2. As compliance with para 41 of HC 395 is not a ground of appeal to be decided by the Tribunal, any findings concerning that will carry little weight, especially if based upon arguments advanced only by the appellant. If the appellant were to make a fresh application for entry clearance the ECO will, if requested to do so, have regard to the assessment carried out by the judge but will not be bound by those findings to treat the appellant as a person who, at least at the date of the appeal hearing, met the requirements of paragraph 41.
It is a disappointing decision for those struggling with low quality Entry Clearance Officer refusals of visit visas that closely follows the Home Office’s preferred vision of the scope of human rights grounds. Following Mostafa it had seemed that there would be little need for judicial review of family visit visa applications, but this decision resurrects the possibility that it may be needed where the visit is between adults.
3 responses
Have I understood this correctly?
ECOs required to make decisions with consideration of the immigration rules supposed to already encompass Article 8. Application is refused and goes to FtT on grounds of article 8 – being the only permissible grounds of appeal.

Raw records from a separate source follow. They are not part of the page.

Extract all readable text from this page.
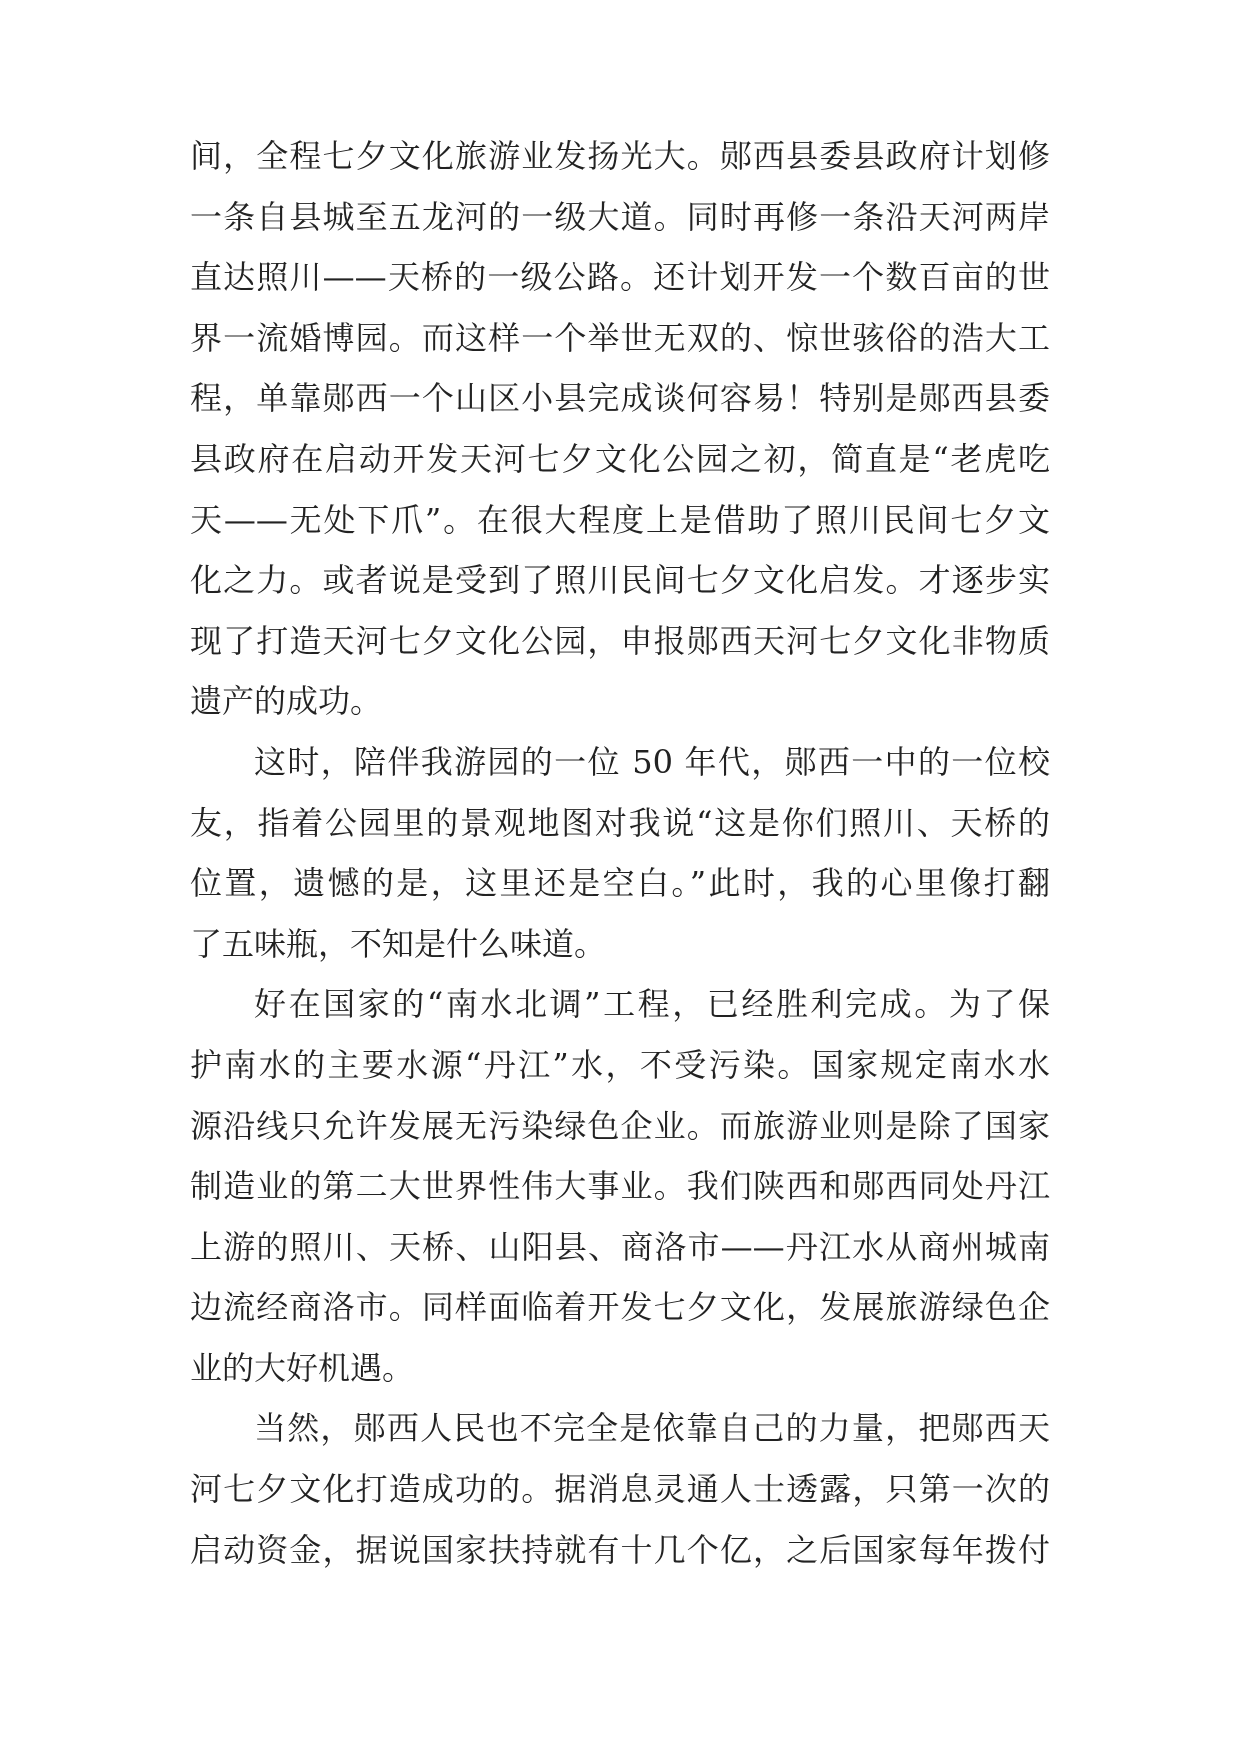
间，全程七夕文化旅游业发扬光大。郧西县委县政府计划修
一条自县城至五龙河的一级大道。同时再修一条沿天河两岸
直达照川——天桥的一级公路。还计划开发一个数百亩的世
界一流婚博园。而这样一个举世无双的、惊世骇俗的浩大工
程，单靠郧西一个山区小县完成谈何容易！特别是郧西县委
县政府在启动开发天河七夕文化公园之初，简直是“老虎吃
天——无处下爪”。在很大程度上是借助了照川民间七夕文
化之力。或者说是受到了照川民间七夕文化启发。才逐步实
现了打造天河七夕文化公园，申报郧西天河七夕文化非物质
遗产的成功。
这时，陪伴我游园的一位 50 年代，郧西一中的一位校
友，指着公园里的景观地图对我说“这是你们照川、天桥的
位置，遗憾的是，这里还是空白。”此时，我的心里像打翻
了五味瓶，不知是什么味道。
好在国家的“南水北调”工程，已经胜利完成。为了保
护南水的主要水源“丹江”水，不受污染。国家规定南水水
源沿线只允许发展无污染绿色企业。而旅游业则是除了国家
制造业的第二大世界性伟大事业。我们陕西和郧西同处丹江
上游的照川、天桥、山阳县、商洛市——丹江水从商州城南
边流经商洛市。同样面临着开发七夕文化，发展旅游绿色企
业的大好机遇。
当然，郧西人民也不完全是依靠自己的力量，把郧西天
河七夕文化打造成功的。据消息灵通人士透露，只第一次的
启动资金，据说国家扶持就有十几个亿，之后国家每年拨付
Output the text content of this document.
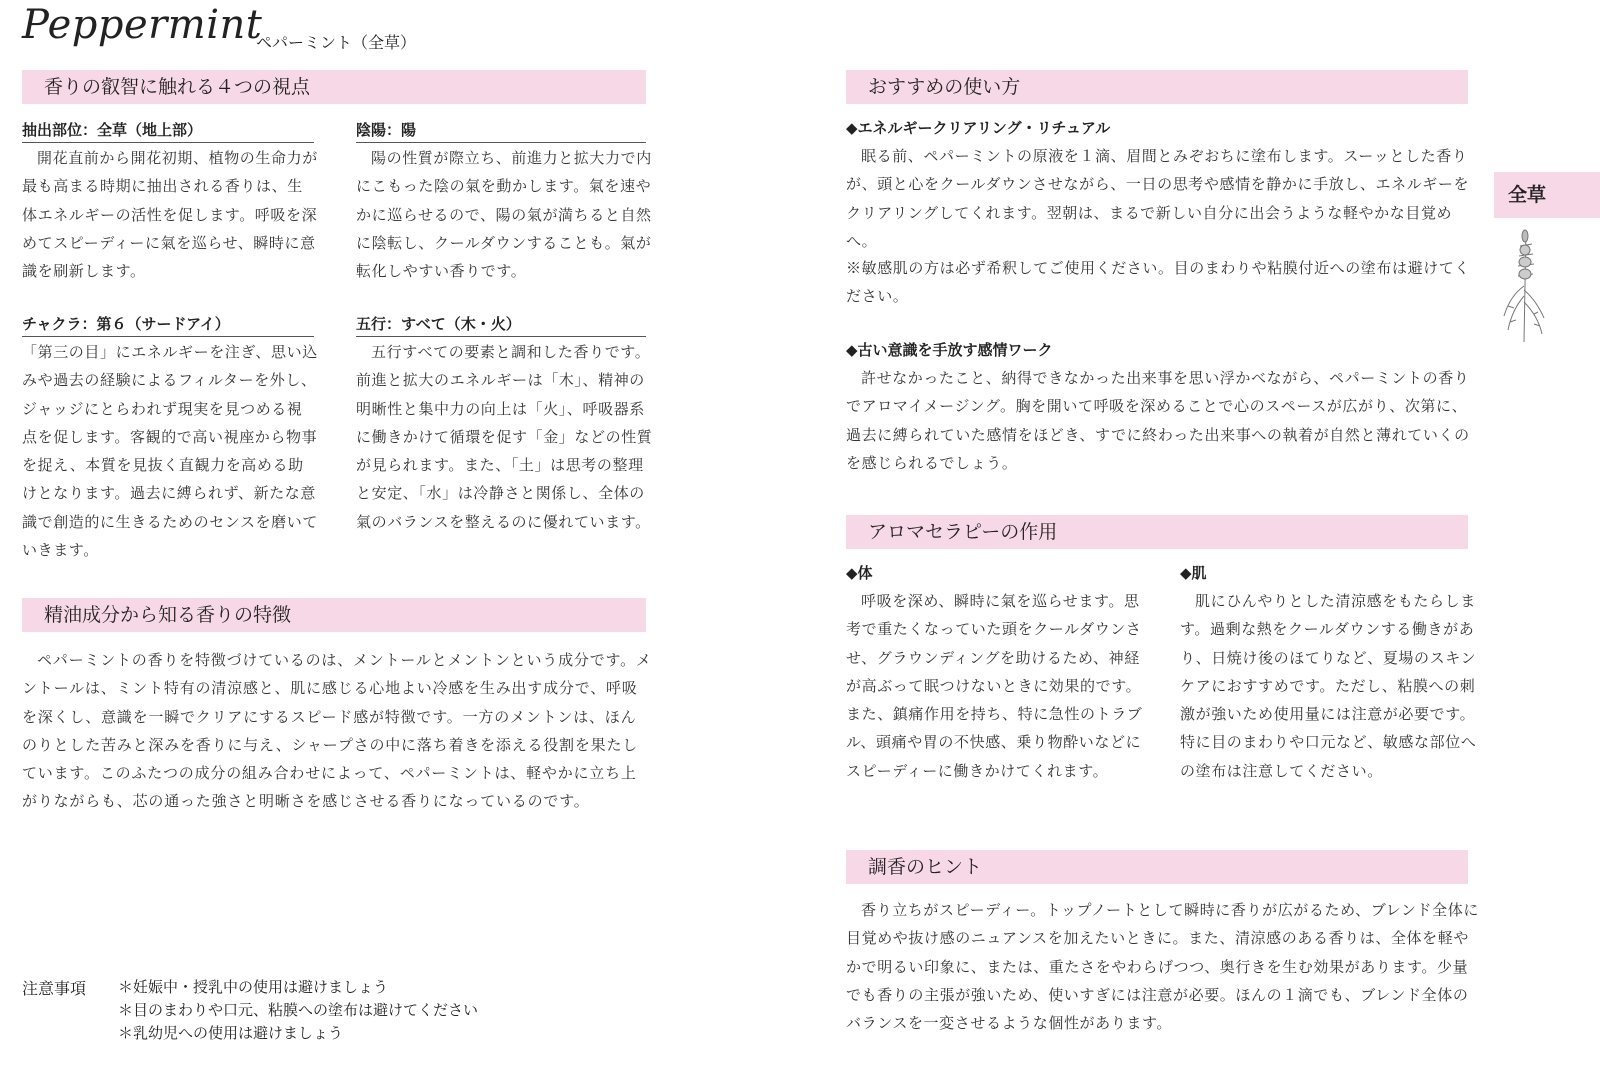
Peppermint
ペパーミント（全草）
香りの叡智に触れる４つの視点
抽出部位：全草（地上部）

開花直前から開花初期、植物の生命力が最も高まる時期に抽出される香りは、生体エネルギーの活性を促します。呼吸を深めてスピーディーに氣を巡らせ、瞬時に意識を刷新します。

陰陽：陽

陽の性質が際立ち、前進力と拡大力で内にこもった陰の氣を動かします。氣を速やかに巡らせるので、陽の氣が満ちると自然に陰転し、クールダウンすることも。氣が転化しやすい香りです。

チャクラ：第６（サードアイ）

「第三の目」にエネルギーを注ぎ、思い込みや過去の経験によるフィルターを外し、ジャッジにとらわれず現実を見つめる視点を促します。客観的で高い視座から物事を捉え、本質を見抜く直観力を高める助けとなります。過去に縛られず、新たな意識で創造的に生きるためのセンスを磨いていきます。

五行：すべて（木・火）

五行すべての要素と調和した香りです。前進と拡大のエネルギーは「木」、精神の明晰性と集中力の向上は「火」、呼吸器系に働きかけて循環を促す「金」などの性質が見られます。また、「土」は思考の整理と安定、「水」は冷静さと関係し、全体の氣のバランスを整えるのに優れています。

精油成分から知る香りの特徴

ペパーミントの香りを特徴づけているのは、メントールとメントンという成分です。メントールは、ミント特有の清涼感と、肌に感じる心地よい冷感を生み出す成分で、呼吸を深くし、意識を一瞬でクリアにするスピード感が特徴です。一方のメントンは、ほんのりとした苦みと深みを香りに与え、シャープさの中に落ち着きを添える役割を果たしています。このふたつの成分の組み合わせによって、ペパーミントは、軽やかに立ち上がりながらも、芯の通った強さと明晰さを感じさせる香りになっているのです。

注意事項 ＊妊娠中・授乳中の使用は避けましょう
＊目のまわりや口元、粘膜への塗布は避けてください
＊乳幼児への使用は避けましょう
おすすめの使い方
◆エネルギークリアリング・リチュアル

眠る前、ペパーミントの原液を１滴、眉間とみぞおちに塗布します。スーッとした香りが、頭と心をクールダウンさせながら、一日の思考や感情を静かに手放し、エネルギーをクリアリングしてくれます。翌朝は、まるで新しい自分に出会うような軽やかな目覚めへ。

※敏感肌の方は必ず希釈してご使用ください。目のまわりや粘膜付近への塗布は避けてください。

◆古い意識を手放す感情ワーク

許せなかったこと、納得できなかった出来事を思い浮かべながら、ペパーミントの香りでアロマイメージング。胸を開いて呼吸を深めることで心のスペースが広がり、次第に、過去に縛られていた感情をほどき、すでに終わった出来事への執着が自然と薄れていくのを感じられるでしょう。

アロマセラピーの作用
◆体

呼吸を深め、瞬時に氣を巡らせます。思考で重たくなっていた頭をクールダウンさせ、グラウンディングを助けるため、神経が高ぶって眠つけないときに効果的です。また、鎮痛作用を持ち、特に急性のトラブル、頭痛や胃の不快感、乗り物酔いなどにスピーディーに働きかけてくれます。

◆肌

肌にひんやりとした清涼感をもたらします。過剰な熱をクールダウンする働きがあり、日焼け後のほてりなど、夏場のスキンケアにおすすめです。ただし、粘膜への刺激が強いため使用量には注意が必要です。特に目のまわりや口元など、敏感な部位への塗布は注意してください。

調香のヒント

香り立ちがスピーディー。トップノートとして瞬時に香りが広がるため、ブレンド全体に目覚めや抜け感のニュアンスを加えたいときに。また、清涼感のある香りは、全体を軽やかで明るい印象に、または、重たさをやわらげつつ、奥行きを生む効果があります。少量でも香りの主張が強いため、使いすぎには注意が必要。ほんの１滴でも、ブレンド全体のバランスを一変させるような個性があります。

全草
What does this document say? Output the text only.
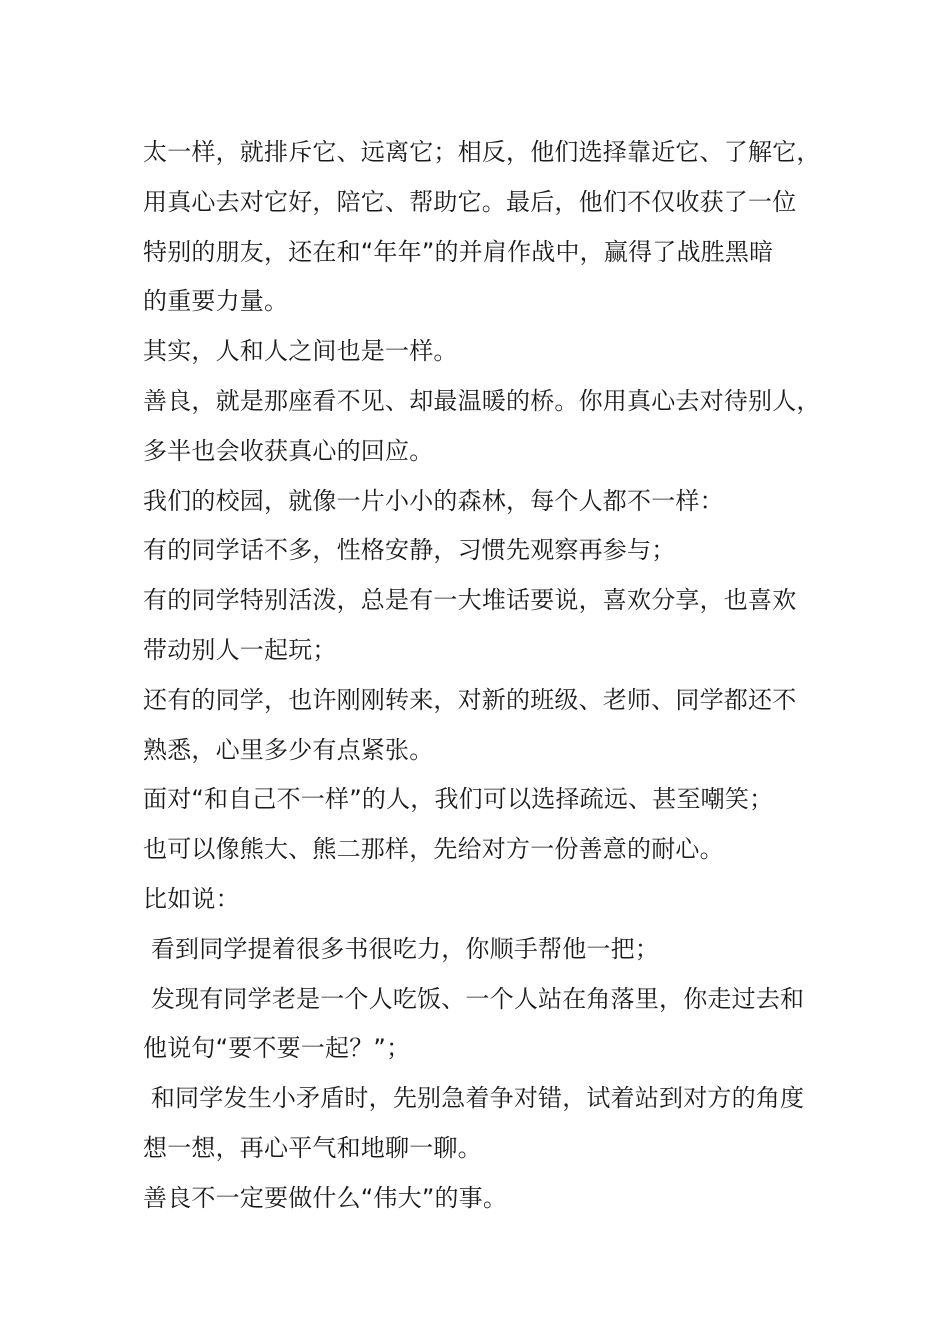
太一样，就排斥它、远离它；相反，他们选择靠近它、了解它，
用真心去对它好，陪它、帮助它。最后，他们不仅收获了一位
特别的朋友，还在和“年年”的并肩作战中，赢得了战胜黑暗
的重要力量。
其实，人和人之间也是一样。
善良，就是那座看不见、却最温暖的桥。你用真心去对待别人，
多半也会收获真心的回应。
我们的校园，就像一片小小的森林，每个人都不一样：
有的同学话不多，性格安静，习惯先观察再参与；
有的同学特别活泼，总是有一大堆话要说，喜欢分享，也喜欢
带动别人一起玩；
还有的同学，也许刚刚转来，对新的班级、老师、同学都还不
熟悉，心里多少有点紧张。
面对“和自己不一样”的人，我们可以选择疏远、甚至嘲笑；
也可以像熊大、熊二那样，先给对方一份善意的耐心。
比如说：
看到同学提着很多书很吃力，你顺手帮他一把；
发现有同学老是一个人吃饭、一个人站在角落里，你走过去和
他说句“要不要一起？”；
和同学发生小矛盾时，先别急着争对错，试着站到对方的角度
想一想，再心平气和地聊一聊。
善良不一定要做什么“伟大”的事。
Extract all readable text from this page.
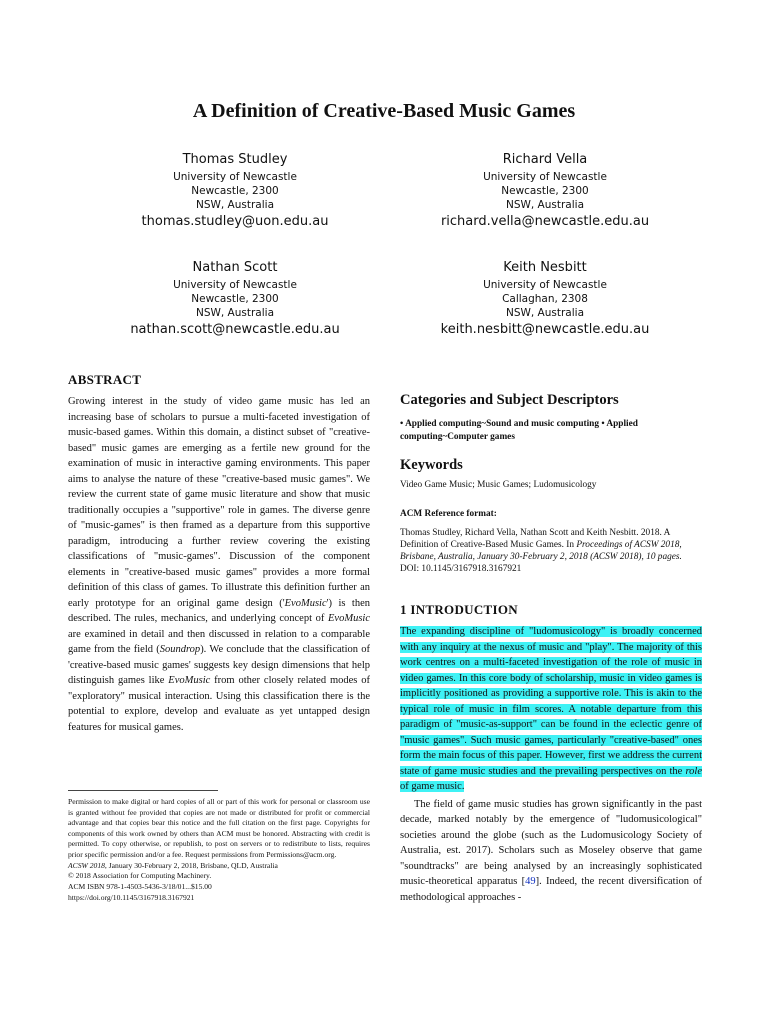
A Definition of Creative-Based Music Games
Thomas Studley
University of Newcastle
Newcastle, 2300
NSW, Australia
thomas.studley@uon.edu.au
Richard Vella
University of Newcastle
Newcastle, 2300
NSW, Australia
richard.vella@newcastle.edu.au
Nathan Scott
University of Newcastle
Newcastle, 2300
NSW, Australia
nathan.scott@newcastle.edu.au
Keith Nesbitt
University of Newcastle
Callaghan, 2308
NSW, Australia
keith.nesbitt@newcastle.edu.au
ABSTRACT

Growing interest in the study of video game music has led an increasing base of scholars to pursue a multi-faceted investigation of music-based games. Within this domain, a distinct subset of "creative-based" music games are emerging as a fertile new ground for the examination of music in interactive gaming environments. This paper aims to analyse the nature of these "creative-based music games". We review the current state of game music literature and show that music traditionally occupies a "supportive" role in games. The diverse genre of "music-games" is then framed as a departure from this supportive paradigm, introducing a further review covering the existing classifications of "music-games". Discussion of the component elements in "creative-based music games" provides a more formal definition of this class of games. To illustrate this definition further an early prototype for an original game design ('EvoMusic') is then described. The rules, mechanics, and underlying concept of EvoMusic are examined in detail and then discussed in relation to a comparable game from the field (Soundrop). We conclude that the classification of 'creative-based music games' suggests key design dimensions that help distinguish games like EvoMusic from other closely related modes of "exploratory" musical interaction. Using this classification there is the potential to explore, develop and evaluate as yet untapped design features for musical games.

Permission to make digital or hard copies of all or part of this work for personal or classroom use is granted without fee provided that copies are not made or distributed for profit or commercial advantage and that copies bear this notice and the full citation on the first page. Copyrights for components of this work owned by others than ACM must be honored. Abstracting with credit is permitted. To copy otherwise, or republish, to post on servers or to redistribute to lists, requires prior specific permission and/or a fee. Request permissions from Permissions@acm.org.

ACSW 2018, January 30-February 2, 2018, Brisbane, QLD, Australia

© 2018 Association for Computing Machinery.

ACM ISBN 978-1-4503-5436-3/18/01...$15.00

https://doi.org/10.1145/3167918.3167921

Categories and Subject Descriptors

• Applied computing~Sound and music computing • Applied computing~Computer games

Keywords

Video Game Music; Music Games; Ludomusicology

ACM Reference format:

Thomas Studley, Richard Vella, Nathan Scott and Keith Nesbitt. 2018. A Definition of Creative-Based Music Games. In Proceedings of ACSW 2018, Brisbane, Australia, January 30-February 2, 2018 (ACSW 2018), 10 pages.

DOI: 10.1145/3167918.3167921

1 INTRODUCTION

The expanding discipline of "ludomusicology" is broadly concerned with any inquiry at the nexus of music and "play". The majority of this work centres on a multi-faceted investigation of the role of music in video games. In this core body of scholarship, music in video games is implicitly positioned as providing a supportive role. This is akin to the typical role of music in film scores. A notable departure from this paradigm of "music-as-support" can be found in the eclectic genre of "music games". Such music games, particularly "creative-based" ones form the main focus of this paper. However, first we address the current state of game music studies and the prevailing perspectives on the role of game music.

The field of game music studies has grown significantly in the past decade, marked notably by the emergence of "ludomusicological" societies around the globe (such as the Ludomusicology Society of Australia, est. 2017). Scholars such as Moseley observe that game "soundtracks" are being analysed by an increasingly sophisticated music-theoretical apparatus [49]. Indeed, the recent diversification of methodological approaches -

Judge finds ECOs did not actually apply even the base immigration rules correctly, let alone article 8. So in ruling that he allows the appeal under the rules, he made a mistake cos his jurisdiction extended only to article 8?
What recourse do applicants then have when ECOs cannot be held accountable for not applying the rules correctly even by judges, other than re-applying with tribunal determination in hand where judge said applicant met the rules and ECO made a mistake but s/he is dismissing the appeal anyway. Why should the applicant have to pay AGAIN and lose out on months or even years? What stops ECO from again refusing application under the rules?
If the above is in fact how it works then it’s absolutely absurd. Surely there must be a point in law that stops HO from getting away with abusing its monopoly position with a decrease in standards, rise in fees and even then not be held accountable for wrong decision making ??
This will come out in the wash. It would make sense for the govt to reintroduce a ground of appeal ‘breach of the immigration rules’ for such cases. As it stands, some of those with a human rights appeal, but who could not possibly win that appeal on established Article 8 principles, would be better off with an admin review. It would be a starker example than Adjei, but a partner appeal that met the rules could similarly be refused if, for instance, the couple were not able to show it was unreasonable for them to live in another country together. On a Razgar approach, the judge would not need to consider either the legality of the decison or proportionality if the decison was found not to interfer.
Great. I had an appeal heard before Mostafa for grandparents who were denied based on alleged deception. I advised the appeal was unlikely to succeed and we should JR if it didn’t. Then Mostafa came out before the FTT’s decision against them so on my advice we have put in a permission to UT application to the FTT. Now this. Clients are elderly and will be banned for ten years if we don’t find a way around this. Though arguably that is more likely to engage Art 8 than refusal of a single application.